Tang D G, Honn K V
Department of Radiation Oncology, Wayne State University, Detroit, MI 48202, USA.
Adv Exp Med Biol. 1997;400A:349-61. doi: 10.1007/978-1-4615-5325-0_48.
Adherent B16 amelanotic melanoma (B16a) cells exposed to fatty acid 12(S)-HETE, a lipoxygenase metabolite of arachidonic acid, demonstrated a gradual dissolution of stress fibers and bundling-together of vimentin. The 12(S)-HETE effects on tumor cell cytoskeleton appeared 5 min after treatment, became prominent approximately 15 min following stimulation, and generally disappeared by 30 min. Simultaneous treatment of cells with 12(S)-HETE and okadaic acid (OA) prevented disappearance of the 12(S)-HETE effects by 30 min. Quantitative double immunoblotting of actin and vimentin indicated that actin, but not vimentin, underwent a time-related depolymerization. On the other hand, enhanced phosphorylation of vimentin but not of actin was observed after 12(S)-HETE treatment. 12(S)-HETE-enhanced vimentin phosphorylation was abolished by protein kinase C (PKC) inhibitor calphostin C, thus suggesting the involvement of PKC.

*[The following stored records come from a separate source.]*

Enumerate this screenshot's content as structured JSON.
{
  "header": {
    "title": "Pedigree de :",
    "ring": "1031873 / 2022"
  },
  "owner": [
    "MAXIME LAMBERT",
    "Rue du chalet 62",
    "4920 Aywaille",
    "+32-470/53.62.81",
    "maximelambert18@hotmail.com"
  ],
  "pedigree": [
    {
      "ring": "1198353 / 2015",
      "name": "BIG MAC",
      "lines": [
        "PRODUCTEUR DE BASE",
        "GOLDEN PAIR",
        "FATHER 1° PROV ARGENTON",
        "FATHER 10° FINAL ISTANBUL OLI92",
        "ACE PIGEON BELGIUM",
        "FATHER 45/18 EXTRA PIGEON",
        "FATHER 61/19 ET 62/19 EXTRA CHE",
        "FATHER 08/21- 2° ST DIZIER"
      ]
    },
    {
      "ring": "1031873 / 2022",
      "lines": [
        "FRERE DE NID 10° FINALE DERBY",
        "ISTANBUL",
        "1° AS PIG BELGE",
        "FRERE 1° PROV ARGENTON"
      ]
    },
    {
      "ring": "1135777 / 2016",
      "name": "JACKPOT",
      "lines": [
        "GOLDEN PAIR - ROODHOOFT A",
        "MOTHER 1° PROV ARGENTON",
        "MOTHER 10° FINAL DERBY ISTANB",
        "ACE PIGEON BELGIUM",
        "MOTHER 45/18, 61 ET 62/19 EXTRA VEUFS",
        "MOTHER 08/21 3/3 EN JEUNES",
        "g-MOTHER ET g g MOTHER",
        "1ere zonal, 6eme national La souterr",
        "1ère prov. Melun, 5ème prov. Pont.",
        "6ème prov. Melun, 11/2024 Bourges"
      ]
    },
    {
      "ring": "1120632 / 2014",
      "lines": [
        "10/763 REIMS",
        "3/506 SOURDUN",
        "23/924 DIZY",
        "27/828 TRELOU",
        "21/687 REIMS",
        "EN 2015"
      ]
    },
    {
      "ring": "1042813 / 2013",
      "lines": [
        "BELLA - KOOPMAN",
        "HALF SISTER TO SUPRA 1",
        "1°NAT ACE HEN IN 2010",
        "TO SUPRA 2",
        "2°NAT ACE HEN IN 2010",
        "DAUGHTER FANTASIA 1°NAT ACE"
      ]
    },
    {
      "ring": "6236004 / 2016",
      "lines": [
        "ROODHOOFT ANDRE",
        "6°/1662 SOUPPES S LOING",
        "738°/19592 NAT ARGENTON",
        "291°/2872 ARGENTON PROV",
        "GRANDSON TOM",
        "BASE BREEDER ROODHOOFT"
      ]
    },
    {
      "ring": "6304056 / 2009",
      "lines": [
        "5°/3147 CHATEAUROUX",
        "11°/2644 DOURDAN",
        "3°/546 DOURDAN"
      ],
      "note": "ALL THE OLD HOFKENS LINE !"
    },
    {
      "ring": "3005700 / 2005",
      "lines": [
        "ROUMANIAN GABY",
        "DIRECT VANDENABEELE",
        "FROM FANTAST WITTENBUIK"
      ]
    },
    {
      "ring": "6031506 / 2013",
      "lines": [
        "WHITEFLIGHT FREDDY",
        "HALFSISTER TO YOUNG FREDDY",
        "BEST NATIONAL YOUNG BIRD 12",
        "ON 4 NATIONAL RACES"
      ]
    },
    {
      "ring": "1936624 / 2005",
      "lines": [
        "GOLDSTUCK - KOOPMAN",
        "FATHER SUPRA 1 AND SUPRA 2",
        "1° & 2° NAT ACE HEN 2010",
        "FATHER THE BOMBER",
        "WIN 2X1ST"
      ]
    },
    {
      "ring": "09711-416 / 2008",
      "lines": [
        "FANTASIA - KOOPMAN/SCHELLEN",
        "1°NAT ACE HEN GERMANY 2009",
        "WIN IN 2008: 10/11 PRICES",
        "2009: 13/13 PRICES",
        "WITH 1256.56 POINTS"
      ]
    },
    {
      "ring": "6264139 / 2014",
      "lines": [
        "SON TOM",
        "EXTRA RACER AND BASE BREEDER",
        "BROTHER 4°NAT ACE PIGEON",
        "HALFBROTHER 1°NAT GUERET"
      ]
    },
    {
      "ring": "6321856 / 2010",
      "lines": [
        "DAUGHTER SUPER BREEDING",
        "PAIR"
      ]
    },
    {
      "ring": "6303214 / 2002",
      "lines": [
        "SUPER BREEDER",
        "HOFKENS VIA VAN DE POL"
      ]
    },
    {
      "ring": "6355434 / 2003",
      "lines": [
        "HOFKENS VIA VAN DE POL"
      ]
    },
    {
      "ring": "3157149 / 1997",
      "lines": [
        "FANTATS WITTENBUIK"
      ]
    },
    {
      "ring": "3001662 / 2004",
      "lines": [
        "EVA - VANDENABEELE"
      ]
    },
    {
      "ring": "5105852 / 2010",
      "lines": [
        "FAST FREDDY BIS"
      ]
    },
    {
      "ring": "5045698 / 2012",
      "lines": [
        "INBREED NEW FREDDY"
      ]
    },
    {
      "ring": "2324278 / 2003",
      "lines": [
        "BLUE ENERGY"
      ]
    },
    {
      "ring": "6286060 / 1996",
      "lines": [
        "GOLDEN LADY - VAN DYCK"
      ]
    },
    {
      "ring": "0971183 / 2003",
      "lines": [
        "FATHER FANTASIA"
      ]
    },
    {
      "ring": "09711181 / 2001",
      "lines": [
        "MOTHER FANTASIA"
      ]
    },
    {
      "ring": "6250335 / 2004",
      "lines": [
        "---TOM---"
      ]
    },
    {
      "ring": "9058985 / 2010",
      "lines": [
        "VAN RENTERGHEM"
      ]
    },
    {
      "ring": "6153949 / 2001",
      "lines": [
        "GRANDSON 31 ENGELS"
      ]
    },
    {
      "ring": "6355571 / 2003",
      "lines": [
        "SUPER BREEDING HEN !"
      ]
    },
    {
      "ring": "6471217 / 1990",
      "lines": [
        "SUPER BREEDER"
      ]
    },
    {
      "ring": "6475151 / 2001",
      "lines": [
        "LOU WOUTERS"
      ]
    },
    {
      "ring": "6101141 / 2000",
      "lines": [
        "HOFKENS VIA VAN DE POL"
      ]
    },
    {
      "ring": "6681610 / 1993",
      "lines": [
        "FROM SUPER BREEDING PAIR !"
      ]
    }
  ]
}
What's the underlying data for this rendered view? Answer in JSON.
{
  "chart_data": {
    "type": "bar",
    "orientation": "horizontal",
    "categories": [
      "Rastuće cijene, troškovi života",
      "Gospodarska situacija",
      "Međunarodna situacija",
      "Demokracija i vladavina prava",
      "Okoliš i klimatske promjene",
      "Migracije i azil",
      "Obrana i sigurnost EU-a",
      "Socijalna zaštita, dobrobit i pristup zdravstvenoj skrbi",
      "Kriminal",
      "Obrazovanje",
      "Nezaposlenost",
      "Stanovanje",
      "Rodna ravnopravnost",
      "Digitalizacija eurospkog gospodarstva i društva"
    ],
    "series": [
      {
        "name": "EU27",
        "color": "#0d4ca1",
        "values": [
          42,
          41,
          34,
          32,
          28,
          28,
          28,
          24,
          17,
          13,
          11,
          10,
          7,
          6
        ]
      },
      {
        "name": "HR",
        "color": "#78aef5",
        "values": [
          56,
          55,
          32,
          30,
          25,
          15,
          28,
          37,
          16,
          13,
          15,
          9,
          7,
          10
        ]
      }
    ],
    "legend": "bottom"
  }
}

暴露于脂肪酸12(S)-HETE(花生四烯酸的脂氧合酶代谢产物)的贴壁B16无黑色素黑色素瘤(B16a)细胞,显示出应激纤维逐渐溶解以及波形蛋白聚集在一起。12(S)-HETE对肿瘤细胞细胞骨架的作用在处理后5分钟出现,刺激后约15分钟变得明显,通常在30分钟时消失。用12(S)-HETE和冈田酸(OA)同时处理细胞可防止12(S)-HETE的作用在30分钟时消失。肌动蛋白和波形蛋白的定量双免疫印迹表明,肌动蛋白而非波形蛋白经历了与时间相关的解聚。另一方面,在12(S)-HETE处理后观察到波形蛋白而非肌动蛋白的磷酸化增强。12(S)-HETE增强的波形蛋白磷酸化被蛋白激酶C(PKC)抑制剂钙磷蛋白C消除,因此提示PKC参与其中。